The clock on the wall ticked endlessly, the sound amplified by the stillness of the dorm room. It was well past midnight, and the world outside was quiet, yet neither of you could sleep. For you, nightmares lurked just behind your closed eyelids, ready to pull you back into the darkness. For Megumi, sleep had never come easy—his dreams were filled with fragments of regret and the weight of responsibility that no teenager should bear.
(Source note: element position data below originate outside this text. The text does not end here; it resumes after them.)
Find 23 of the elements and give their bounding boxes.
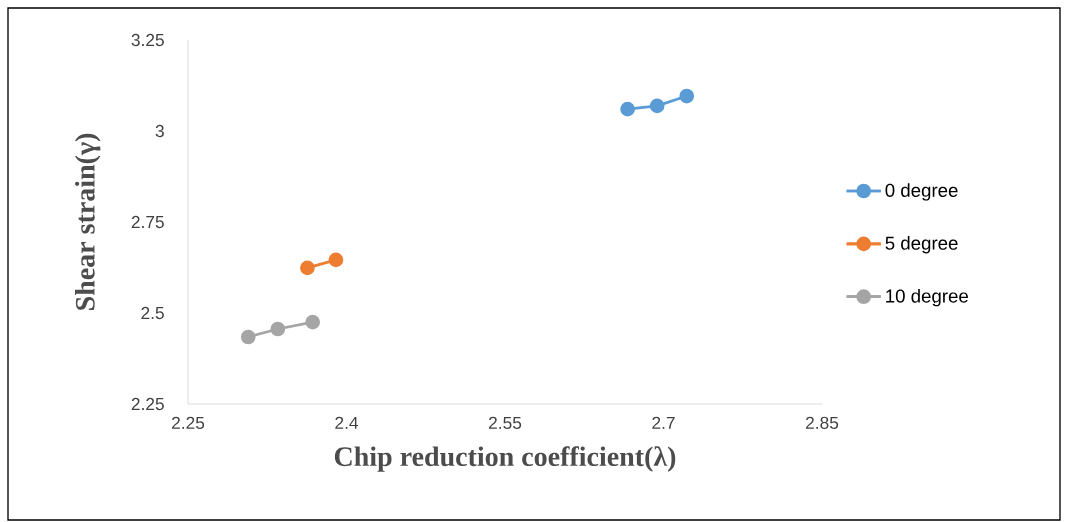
point <box>620 101 635 117</box>
y-tick-label: 3 <box>155 124 164 138</box>
point <box>270 321 286 337</box>
x-axis-title: Chip reduction coefficient(λ) <box>334 446 676 472</box>
y-tick-label: 2.25 <box>131 397 164 411</box>
x-tick-label: 2.4 <box>335 416 359 429</box>
legend-label: 0 degree <box>885 183 958 201</box>
point <box>300 260 315 276</box>
y-tick-label: 3.25 <box>131 33 164 47</box>
y-axis-title: Shear strain(γ) <box>75 133 101 310</box>
x-tick-label: 2.55 <box>489 416 522 429</box>
legend-label: 10 degree <box>886 288 968 307</box>
legend-label: 5 degree <box>885 236 958 254</box>
y-tick-label: 2.75 <box>131 215 164 229</box>
x-tick-label: 2.25 <box>172 416 205 429</box>
x-tick-label: 2.85 <box>806 416 839 429</box>
point <box>679 88 695 104</box>
x-tick-label: 2.7 <box>652 416 675 429</box>
y-tick-label: 2.5 <box>141 306 164 320</box>
point <box>649 98 665 114</box>
point <box>305 314 321 330</box>
point <box>328 252 344 268</box>
point <box>240 329 256 345</box>
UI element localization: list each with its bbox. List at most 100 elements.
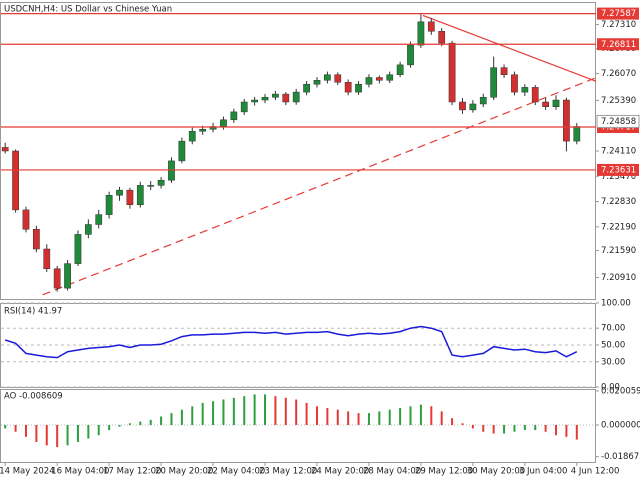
y-tick-label: 0.000000 — [601, 420, 640, 430]
price-panel — [0, 2, 596, 300]
candle-body — [375, 77, 383, 81]
ao-bar — [565, 424, 568, 437]
ao-bar — [274, 396, 277, 425]
ao-bar — [128, 423, 131, 425]
candle-body — [136, 185, 144, 205]
candle-body — [521, 87, 529, 93]
candle-body — [282, 93, 290, 103]
candle-body — [1, 147, 9, 152]
ao-bar — [315, 406, 318, 425]
y-tick-label: 7.20910 — [601, 273, 636, 283]
ao-bar — [253, 394, 256, 425]
ao-bar — [399, 408, 402, 425]
chart-title: USDCNH,H4: US Dollar vs Chinese Yuan — [4, 5, 172, 15]
ao-bar — [388, 409, 391, 425]
candle-body — [53, 268, 61, 289]
ao-bar — [461, 423, 464, 425]
rsi-line — [4, 325, 578, 359]
price-label: 7.24858 — [601, 117, 636, 127]
panel-title: AO -0.008609 — [4, 392, 63, 402]
ao-bar — [284, 397, 287, 425]
price-plot — [1, 13, 596, 296]
candle-body — [251, 99, 258, 103]
ao-bar — [430, 406, 433, 425]
y-tick-label: 0.00 — [601, 383, 620, 393]
candle-body — [417, 21, 425, 46]
ao-bar — [409, 406, 412, 425]
ao-bar — [35, 424, 38, 442]
candle-body — [240, 101, 248, 113]
candle-body — [292, 91, 300, 103]
candle-body — [531, 87, 539, 103]
ao-bar — [24, 424, 27, 437]
ao-bar — [149, 419, 152, 425]
ao-bar — [66, 424, 69, 446]
candle-body — [43, 248, 51, 270]
x-tick-label: 24 May 20:00 — [311, 467, 369, 477]
candle-body — [334, 74, 342, 83]
ao-bar — [160, 416, 163, 425]
ao-bar — [523, 424, 526, 431]
ao-bar — [191, 406, 194, 425]
candle-body — [427, 21, 435, 32]
ao-bar — [45, 424, 48, 446]
candle-body — [188, 130, 196, 142]
ao-bar — [357, 413, 360, 425]
ao-bar — [378, 411, 381, 425]
x-tick-label: 29 May 12:00 — [415, 467, 473, 477]
x-tick-label: 28 May 04:00 — [363, 467, 421, 477]
candle-body — [22, 209, 30, 230]
candle-body — [84, 224, 92, 235]
ao-panel — [0, 389, 596, 463]
x-tick-label: 17 May 12:00 — [103, 467, 161, 477]
candle-body — [199, 129, 207, 132]
level-tag — [597, 38, 639, 51]
ao-bar — [76, 424, 79, 442]
ao-bar — [97, 424, 100, 436]
ao-bar — [534, 424, 537, 431]
ao-bar — [326, 408, 329, 425]
x-tick-label: 30 May 20:00 — [467, 467, 525, 477]
ao-bar — [170, 413, 173, 425]
candle-body — [64, 263, 71, 289]
candle-body — [220, 119, 227, 127]
candle-body — [95, 214, 103, 225]
ao-bar — [482, 424, 485, 432]
candle-body — [469, 103, 477, 111]
y-tick-label: 7.24110 — [601, 147, 636, 157]
level-tag — [597, 7, 639, 20]
y-tick-label: -0.018673 — [601, 452, 640, 462]
candle-body — [500, 67, 508, 75]
candle-body — [168, 160, 175, 181]
candle-body — [147, 185, 155, 187]
ao-bar — [471, 424, 474, 429]
candle-body — [324, 74, 331, 81]
x-tick-label: 4 Jun 12:00 — [571, 467, 620, 477]
ao-bar — [295, 399, 298, 425]
ao-bar — [232, 397, 235, 425]
level-label: 7.23631 — [601, 165, 636, 175]
candle-body — [126, 189, 134, 205]
ao-bar — [451, 418, 454, 425]
y-tick-label: 7.21590 — [601, 246, 636, 256]
ao-bar — [503, 424, 506, 434]
ao-bar — [118, 424, 121, 427]
y-tick-label: 100.00 — [601, 299, 631, 309]
ao-bar — [264, 394, 267, 425]
y-tick-label: 7.27310 — [601, 20, 636, 30]
ao-bar — [305, 402, 308, 425]
candle-body — [74, 234, 82, 264]
level-tag — [597, 163, 639, 176]
x-tick-label: 20 May 20:00 — [155, 467, 213, 477]
candle-body — [157, 179, 165, 186]
candle-body — [355, 83, 362, 93]
ao-bar — [14, 424, 17, 432]
trendline — [422, 14, 596, 82]
candle-body — [272, 93, 279, 98]
ao-bar — [56, 424, 59, 448]
ao-bar — [513, 424, 516, 432]
x-tick-label: 3 Jun 04:00 — [519, 467, 568, 477]
y-tick-label: 7.22190 — [601, 222, 636, 232]
candle-body — [438, 31, 446, 44]
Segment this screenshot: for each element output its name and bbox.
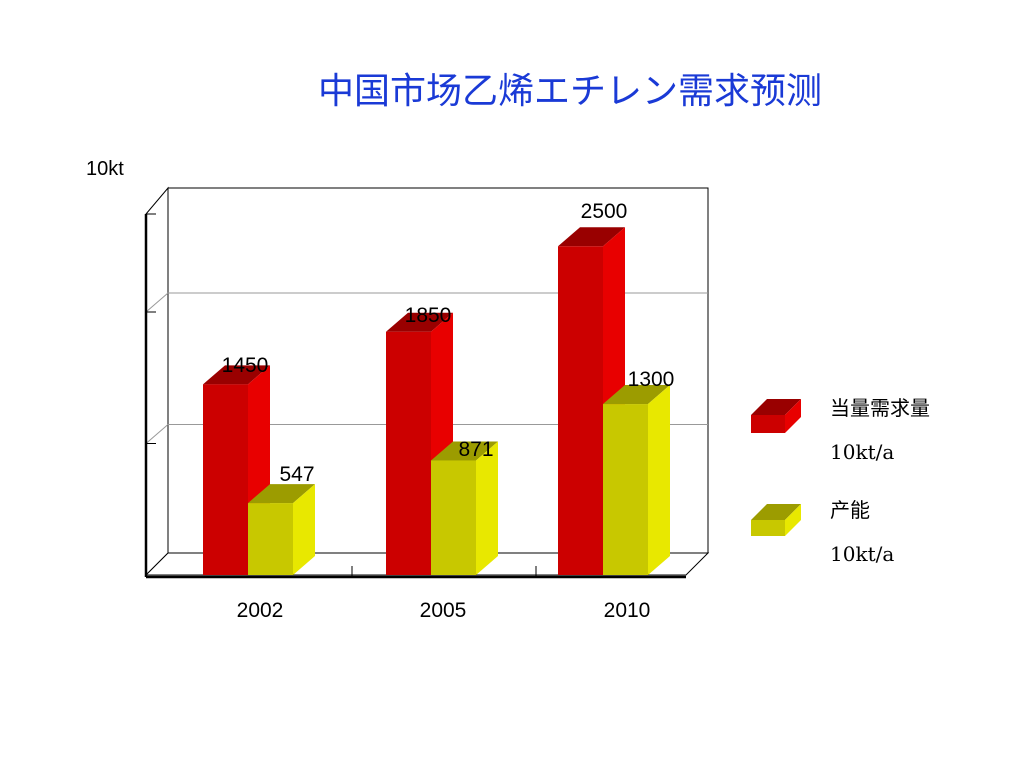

You didn’t know how it started. Maybe it was the soft knock on your door one restless night, or the way his voice barely broke above a whisper when he muttered, “I couldn’t sleep.” He didn’t have to say much more. You understood—after all, your nights were haunted too.
Now, it had become a quiet ritual. The two of you would sit together on the small couch in your room, a shared silence heavy with unspoken understanding. Megumi had a way of shutting everyone out, and you had perfected the same. But here, in the dim glow of your desk lamp, there were no walls, no masks—just the quiet hum of companionship.
Sometimes, he would talk. Short, clipped sentences about memories he didn’t know how to forget or fears he couldn’t shake. Other times, he would listen as you stumbled over your words, trying to piece together your own tangled thoughts. But mostly, you sat in silence, the unspoken acknowledgment of shared pain filling the gaps where words failed.